Tree = DecisionTreeRegressor()
bagging = BaggingRegressor(base_estimator = Tree, max_samples=0.5, max_features=0.5)

print "tree Score:\t", cross_val_score(Tree, X_train, y_train, cv=5, n_jobs=-1).mean()
print "Bagging Score:\t", cross_val_score(bagging, X_train, y_train, cv=5, n_jobs=-1).mean()

tree Score:	0.0216524703807
Bagging Score:	0.383585324604


In [111]:
# run gridsearch using GridSearchCV and 5 folds
# score on accuracy; what does this metric tell us?
criteria = ['mse']
max_vals = [1,2,3,4,5,6]
Tree = DecisionTreeRegressor()
max_features = [1,2,3,4,5]
#W.

grid = GridSearchCV(estimator=Tree, param_grid=dict(max_depth=max_vals,criterion = criteria,max_features=max_features), cv=5)

grid.fit(X, y)

# find the best parameters of our gridsearch model.
grid.best_params_
print(grid)
## Summarize the Results of the Grid Search
print(grid.best_score_)
print(grid.best_estimator_.max_depth)


GridSearchCV(cv=5, error_score='raise',
       estimator=DecisionTreeRegressor(criterion='mse', max_depth=None, max_features=None,
           max_leaf_nodes=None, min_samples_leaf=1, min_samples_split=2,
           min_weight_fraction_leaf=0.0, presort=False, random_state=None,
           splitter='best'),
       fit_params={}, iid=True, n_jobs=1,
       param_grid={'max_features': [1, 2, 3, 4, 5], 'criterion': ['mse'], 'max_depth': [1, 2, 3, 4, 5, 6]},
       pre_dispatch='2*n_jobs', refit=True, scoring=None, verbose=0)
0.353553284801
3


In [115]:
# run gridsearch using GridSearchCV and 5 folds
# score on accuracy; what does this metric tell us?

criteria = ['mse']
max_vals = [1,2,3,4,5,6]
Tree = DecisionTreeRegressor()
max_features = [1,2,3,4,5]


bagging = BaggingRegressor(base_estimator = Tree)
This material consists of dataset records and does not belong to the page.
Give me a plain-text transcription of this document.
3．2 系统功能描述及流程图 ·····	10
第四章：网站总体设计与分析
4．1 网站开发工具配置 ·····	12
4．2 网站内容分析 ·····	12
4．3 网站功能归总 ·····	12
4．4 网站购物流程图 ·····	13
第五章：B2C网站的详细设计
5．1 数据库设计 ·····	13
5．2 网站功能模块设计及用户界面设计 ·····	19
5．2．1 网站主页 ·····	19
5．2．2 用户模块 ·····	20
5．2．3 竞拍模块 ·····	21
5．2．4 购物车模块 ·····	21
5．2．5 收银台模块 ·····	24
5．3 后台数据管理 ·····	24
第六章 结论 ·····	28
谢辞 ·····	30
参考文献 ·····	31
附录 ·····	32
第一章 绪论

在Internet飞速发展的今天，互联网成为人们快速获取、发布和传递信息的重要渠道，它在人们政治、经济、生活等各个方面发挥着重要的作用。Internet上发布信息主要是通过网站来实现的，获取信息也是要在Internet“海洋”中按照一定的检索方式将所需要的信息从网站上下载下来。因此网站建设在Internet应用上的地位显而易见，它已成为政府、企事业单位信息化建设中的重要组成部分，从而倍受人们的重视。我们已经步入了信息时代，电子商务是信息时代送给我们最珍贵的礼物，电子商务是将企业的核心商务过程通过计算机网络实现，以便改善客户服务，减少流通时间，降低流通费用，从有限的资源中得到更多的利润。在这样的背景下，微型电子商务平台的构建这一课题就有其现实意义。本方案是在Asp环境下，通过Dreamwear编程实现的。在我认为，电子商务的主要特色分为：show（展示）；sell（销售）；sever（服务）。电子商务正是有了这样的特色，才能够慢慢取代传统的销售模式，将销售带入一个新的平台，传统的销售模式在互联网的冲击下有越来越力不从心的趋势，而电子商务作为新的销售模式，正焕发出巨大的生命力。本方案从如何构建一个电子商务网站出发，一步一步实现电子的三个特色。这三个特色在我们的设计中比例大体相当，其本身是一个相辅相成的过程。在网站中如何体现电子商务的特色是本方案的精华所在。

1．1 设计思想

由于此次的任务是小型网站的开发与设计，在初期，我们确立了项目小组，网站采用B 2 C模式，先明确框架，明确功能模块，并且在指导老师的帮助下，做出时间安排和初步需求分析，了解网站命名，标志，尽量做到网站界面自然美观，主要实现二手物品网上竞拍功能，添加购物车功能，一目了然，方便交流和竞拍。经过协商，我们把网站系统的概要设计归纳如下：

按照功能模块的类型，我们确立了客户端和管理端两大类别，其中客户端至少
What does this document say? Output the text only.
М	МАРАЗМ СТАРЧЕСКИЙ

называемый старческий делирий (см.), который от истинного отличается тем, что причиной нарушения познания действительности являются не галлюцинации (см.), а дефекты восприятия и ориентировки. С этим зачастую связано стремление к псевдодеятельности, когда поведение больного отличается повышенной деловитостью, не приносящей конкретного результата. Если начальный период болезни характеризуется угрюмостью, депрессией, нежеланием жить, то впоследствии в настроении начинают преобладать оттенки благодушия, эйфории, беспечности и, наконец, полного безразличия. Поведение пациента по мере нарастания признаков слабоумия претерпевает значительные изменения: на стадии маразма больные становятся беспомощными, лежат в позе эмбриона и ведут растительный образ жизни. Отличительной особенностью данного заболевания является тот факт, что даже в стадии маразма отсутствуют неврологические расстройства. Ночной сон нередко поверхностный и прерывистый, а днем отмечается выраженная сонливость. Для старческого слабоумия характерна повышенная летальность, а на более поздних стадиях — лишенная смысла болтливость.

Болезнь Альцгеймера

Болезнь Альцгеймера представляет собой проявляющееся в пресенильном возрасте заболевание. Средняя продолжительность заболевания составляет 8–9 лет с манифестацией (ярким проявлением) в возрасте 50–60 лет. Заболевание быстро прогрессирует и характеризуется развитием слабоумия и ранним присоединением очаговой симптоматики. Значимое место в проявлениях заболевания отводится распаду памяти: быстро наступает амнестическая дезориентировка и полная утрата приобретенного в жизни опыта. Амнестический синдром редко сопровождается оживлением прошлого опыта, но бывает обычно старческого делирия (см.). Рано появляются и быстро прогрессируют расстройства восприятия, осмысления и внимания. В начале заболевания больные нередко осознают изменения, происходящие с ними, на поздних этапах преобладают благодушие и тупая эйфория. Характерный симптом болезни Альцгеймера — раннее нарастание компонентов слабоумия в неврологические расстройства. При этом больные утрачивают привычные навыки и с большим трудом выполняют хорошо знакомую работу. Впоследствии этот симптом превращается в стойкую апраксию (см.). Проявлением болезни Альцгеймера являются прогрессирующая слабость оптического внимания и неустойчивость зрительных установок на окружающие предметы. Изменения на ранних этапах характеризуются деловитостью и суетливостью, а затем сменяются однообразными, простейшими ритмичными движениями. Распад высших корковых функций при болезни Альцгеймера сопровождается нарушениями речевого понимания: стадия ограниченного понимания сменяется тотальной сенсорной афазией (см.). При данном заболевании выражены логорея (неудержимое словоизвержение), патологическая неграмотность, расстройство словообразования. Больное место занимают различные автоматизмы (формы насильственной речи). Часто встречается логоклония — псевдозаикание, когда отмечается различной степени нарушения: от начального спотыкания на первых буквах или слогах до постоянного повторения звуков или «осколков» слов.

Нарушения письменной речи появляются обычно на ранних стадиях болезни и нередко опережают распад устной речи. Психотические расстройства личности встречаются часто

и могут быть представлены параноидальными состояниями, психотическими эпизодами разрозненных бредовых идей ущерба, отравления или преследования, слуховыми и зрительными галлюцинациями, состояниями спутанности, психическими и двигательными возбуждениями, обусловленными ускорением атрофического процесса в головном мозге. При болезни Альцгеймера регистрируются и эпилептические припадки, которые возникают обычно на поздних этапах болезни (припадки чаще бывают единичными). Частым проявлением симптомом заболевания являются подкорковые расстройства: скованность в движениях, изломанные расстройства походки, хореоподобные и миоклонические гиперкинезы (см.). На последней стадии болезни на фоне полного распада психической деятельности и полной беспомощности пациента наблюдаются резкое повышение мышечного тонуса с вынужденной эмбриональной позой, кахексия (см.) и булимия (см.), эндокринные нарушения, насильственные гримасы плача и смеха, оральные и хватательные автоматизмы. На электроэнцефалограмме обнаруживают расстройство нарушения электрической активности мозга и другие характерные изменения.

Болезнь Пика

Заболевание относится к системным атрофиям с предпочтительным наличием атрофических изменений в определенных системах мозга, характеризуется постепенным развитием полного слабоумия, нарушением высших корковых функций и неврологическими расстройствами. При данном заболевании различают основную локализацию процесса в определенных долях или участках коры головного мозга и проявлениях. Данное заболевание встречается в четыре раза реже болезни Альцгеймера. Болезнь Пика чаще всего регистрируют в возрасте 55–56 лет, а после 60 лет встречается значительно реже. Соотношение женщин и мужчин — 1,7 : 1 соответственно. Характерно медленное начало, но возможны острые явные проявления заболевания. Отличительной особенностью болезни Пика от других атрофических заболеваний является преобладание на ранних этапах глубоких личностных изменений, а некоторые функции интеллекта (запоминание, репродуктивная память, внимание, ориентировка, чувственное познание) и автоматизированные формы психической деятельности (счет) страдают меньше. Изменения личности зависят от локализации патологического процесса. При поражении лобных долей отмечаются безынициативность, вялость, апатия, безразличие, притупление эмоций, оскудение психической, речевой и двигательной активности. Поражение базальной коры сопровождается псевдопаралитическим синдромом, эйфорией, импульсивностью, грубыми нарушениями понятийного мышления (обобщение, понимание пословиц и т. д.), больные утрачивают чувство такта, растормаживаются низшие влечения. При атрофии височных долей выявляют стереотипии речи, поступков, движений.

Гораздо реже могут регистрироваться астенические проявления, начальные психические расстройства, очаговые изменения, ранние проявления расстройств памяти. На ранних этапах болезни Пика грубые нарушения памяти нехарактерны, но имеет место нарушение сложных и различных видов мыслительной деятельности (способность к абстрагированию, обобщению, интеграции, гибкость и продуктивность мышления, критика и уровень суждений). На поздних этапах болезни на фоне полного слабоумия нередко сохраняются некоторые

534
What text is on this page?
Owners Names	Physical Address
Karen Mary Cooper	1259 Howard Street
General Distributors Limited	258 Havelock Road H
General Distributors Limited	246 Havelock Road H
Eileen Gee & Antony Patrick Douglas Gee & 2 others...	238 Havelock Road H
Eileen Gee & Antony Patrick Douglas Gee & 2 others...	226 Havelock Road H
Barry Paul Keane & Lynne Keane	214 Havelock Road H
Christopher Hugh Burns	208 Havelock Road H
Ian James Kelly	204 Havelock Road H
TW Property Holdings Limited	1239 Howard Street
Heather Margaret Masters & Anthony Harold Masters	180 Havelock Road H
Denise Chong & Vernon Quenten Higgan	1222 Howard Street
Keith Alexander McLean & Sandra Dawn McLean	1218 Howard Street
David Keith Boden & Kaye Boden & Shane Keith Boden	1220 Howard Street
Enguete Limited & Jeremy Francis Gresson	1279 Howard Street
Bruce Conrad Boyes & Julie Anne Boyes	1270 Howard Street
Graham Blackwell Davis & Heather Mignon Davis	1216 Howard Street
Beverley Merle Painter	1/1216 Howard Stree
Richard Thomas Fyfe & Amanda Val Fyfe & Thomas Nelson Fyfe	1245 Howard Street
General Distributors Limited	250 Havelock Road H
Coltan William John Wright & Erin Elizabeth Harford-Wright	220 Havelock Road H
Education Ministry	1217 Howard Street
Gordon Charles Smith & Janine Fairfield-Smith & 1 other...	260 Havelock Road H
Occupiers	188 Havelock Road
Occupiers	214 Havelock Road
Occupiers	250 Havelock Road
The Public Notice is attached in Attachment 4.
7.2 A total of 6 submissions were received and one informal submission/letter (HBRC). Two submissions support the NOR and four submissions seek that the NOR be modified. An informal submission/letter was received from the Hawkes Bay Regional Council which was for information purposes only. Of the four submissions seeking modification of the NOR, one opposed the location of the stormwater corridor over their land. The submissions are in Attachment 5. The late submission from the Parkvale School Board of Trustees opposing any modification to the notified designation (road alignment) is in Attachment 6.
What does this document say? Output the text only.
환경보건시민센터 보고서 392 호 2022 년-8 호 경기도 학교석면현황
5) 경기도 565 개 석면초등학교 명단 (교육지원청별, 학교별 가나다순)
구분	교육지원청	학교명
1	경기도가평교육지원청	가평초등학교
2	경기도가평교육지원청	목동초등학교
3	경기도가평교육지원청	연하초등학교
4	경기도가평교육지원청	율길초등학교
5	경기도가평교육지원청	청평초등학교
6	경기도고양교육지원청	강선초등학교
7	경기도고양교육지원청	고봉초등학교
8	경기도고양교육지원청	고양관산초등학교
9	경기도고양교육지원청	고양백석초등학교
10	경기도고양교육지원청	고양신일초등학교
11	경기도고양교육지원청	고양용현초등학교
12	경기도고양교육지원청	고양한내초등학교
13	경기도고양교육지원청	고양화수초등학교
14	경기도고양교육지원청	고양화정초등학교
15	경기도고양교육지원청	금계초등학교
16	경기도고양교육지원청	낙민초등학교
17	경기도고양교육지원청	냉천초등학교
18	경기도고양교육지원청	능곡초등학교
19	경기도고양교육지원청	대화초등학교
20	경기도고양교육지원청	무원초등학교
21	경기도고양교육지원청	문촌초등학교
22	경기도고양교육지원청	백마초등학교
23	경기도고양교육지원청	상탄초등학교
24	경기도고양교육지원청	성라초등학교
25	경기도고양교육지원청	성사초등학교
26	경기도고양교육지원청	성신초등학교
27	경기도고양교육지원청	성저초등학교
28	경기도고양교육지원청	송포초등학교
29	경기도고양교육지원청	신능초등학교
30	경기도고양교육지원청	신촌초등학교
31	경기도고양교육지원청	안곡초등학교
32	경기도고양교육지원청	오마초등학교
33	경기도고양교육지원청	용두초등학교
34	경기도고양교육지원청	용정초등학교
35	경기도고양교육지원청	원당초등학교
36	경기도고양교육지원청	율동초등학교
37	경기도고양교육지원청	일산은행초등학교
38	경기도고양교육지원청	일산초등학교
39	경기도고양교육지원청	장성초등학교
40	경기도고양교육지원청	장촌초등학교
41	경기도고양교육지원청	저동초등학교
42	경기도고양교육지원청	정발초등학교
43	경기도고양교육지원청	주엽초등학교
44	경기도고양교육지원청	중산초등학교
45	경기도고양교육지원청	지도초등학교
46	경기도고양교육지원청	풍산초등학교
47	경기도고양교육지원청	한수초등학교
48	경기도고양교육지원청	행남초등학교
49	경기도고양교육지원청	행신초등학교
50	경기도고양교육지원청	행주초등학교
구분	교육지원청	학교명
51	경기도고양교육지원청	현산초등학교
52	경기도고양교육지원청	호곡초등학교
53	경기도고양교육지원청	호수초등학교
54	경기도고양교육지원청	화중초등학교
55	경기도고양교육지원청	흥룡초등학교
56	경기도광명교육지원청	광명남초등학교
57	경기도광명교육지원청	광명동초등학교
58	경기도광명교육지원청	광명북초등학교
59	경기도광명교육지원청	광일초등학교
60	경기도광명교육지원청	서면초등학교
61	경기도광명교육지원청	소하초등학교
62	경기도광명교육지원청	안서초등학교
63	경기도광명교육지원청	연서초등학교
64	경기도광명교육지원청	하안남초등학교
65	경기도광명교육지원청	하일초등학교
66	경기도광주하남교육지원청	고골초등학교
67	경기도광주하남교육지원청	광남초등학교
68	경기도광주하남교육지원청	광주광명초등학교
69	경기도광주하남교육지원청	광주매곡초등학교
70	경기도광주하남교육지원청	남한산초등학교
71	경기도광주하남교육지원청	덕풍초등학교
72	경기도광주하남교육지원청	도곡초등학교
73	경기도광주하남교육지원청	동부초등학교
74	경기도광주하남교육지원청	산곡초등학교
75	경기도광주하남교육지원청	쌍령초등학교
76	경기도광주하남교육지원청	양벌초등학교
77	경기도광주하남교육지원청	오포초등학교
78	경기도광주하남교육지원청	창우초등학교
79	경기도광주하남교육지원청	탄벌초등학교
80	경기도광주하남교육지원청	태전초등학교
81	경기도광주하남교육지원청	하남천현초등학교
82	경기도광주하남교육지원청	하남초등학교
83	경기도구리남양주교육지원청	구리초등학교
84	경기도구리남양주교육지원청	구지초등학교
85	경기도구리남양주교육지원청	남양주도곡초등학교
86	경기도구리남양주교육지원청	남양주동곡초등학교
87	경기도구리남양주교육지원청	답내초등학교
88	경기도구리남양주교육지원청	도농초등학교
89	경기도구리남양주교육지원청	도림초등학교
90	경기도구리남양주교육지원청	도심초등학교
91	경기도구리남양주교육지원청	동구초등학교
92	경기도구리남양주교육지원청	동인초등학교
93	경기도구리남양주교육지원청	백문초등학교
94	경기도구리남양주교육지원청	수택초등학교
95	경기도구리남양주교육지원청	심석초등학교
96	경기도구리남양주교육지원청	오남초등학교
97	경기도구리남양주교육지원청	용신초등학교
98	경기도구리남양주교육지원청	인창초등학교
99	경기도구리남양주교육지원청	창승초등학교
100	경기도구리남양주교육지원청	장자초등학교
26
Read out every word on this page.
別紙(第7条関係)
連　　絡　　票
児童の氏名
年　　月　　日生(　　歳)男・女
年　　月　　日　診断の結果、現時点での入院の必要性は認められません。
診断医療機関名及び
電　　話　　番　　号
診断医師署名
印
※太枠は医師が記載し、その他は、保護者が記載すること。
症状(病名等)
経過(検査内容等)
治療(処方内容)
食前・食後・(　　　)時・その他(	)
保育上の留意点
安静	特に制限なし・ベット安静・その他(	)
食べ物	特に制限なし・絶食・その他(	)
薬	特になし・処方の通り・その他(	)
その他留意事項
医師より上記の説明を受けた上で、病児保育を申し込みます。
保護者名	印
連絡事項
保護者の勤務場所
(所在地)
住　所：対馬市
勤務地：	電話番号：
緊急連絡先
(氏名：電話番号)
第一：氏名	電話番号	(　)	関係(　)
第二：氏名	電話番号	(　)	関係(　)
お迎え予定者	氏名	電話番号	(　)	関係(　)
grid = GridSearchCV(estimator=bagging, param_grid=dict(max_samples=max_vals,max_features = max_features), cv=5)

grid.fit(X, y)

# find the best parameters of our gridsearch model.
grid.best_params_
print(grid)
## Summarize the Results of the Grid Search
print(grid.best_score_)
print(grid.best_estimator_.max_samples)


GridSearchCV(cv=5, error_score='raise',
       estimator=BaggingRegressor(base_estimator=DecisionTreeRegressor(criterion='mse', max_depth=None, max_features=None,
           max_leaf_nodes=None, min_samples_leaf=1, min_samples_split=2,
           min_weight_fraction_leaf=0.0, presort=False, random_state=None,
           splitter='best'),
         bootstrap=True, bootstrap_features=False, max_features=1.0,
         max_samples=1.0, n_estimators=10, n_jobs=1, oob_score=False,
         random_state=None, verbose=0, warm_start=False),
       fit_params={}, iid=True, n_jobs=1,
       param_grid={'max_features': [1, 2, 3, 4, 5], 'max_samples': [1, 2, 3, 4, 5, 6]},
       pre_dispatch='2*n_jobs', refit=True, scoring=None, verbose=0)
0.272594942743
6


### 2.b Grid Search

Repeat Grid search as above:

1. Initialize a GridSearchCV with 5-fold cross validation for the Decision Tree Regressor
- Search for few values of the parameters in order to improve the score of the regressor
- Use the whole X, y dataset for your test
- Check the best\_score\_ once you've trained it. Is it better than before?
- How does the score of the Grid-searched DT compare with the score of the Bagging DT?
- Initialize a GridSearchCV with 5-fold cross validation for the Bagging Decision Tree Regressor
- Repeat the search
    - Note that you'll have to change parameter names for the base_estimator
    - Note that there are also additional parameters to change
    - Note that you may end up with a grid space to large to search in a short time
    - Make use of the n_jobs parameter to speed up your grid search
- Does the score improve for the Grid-searched Bagging Regressor?
- Which score is better? Are the score significantly different? How can you judge that?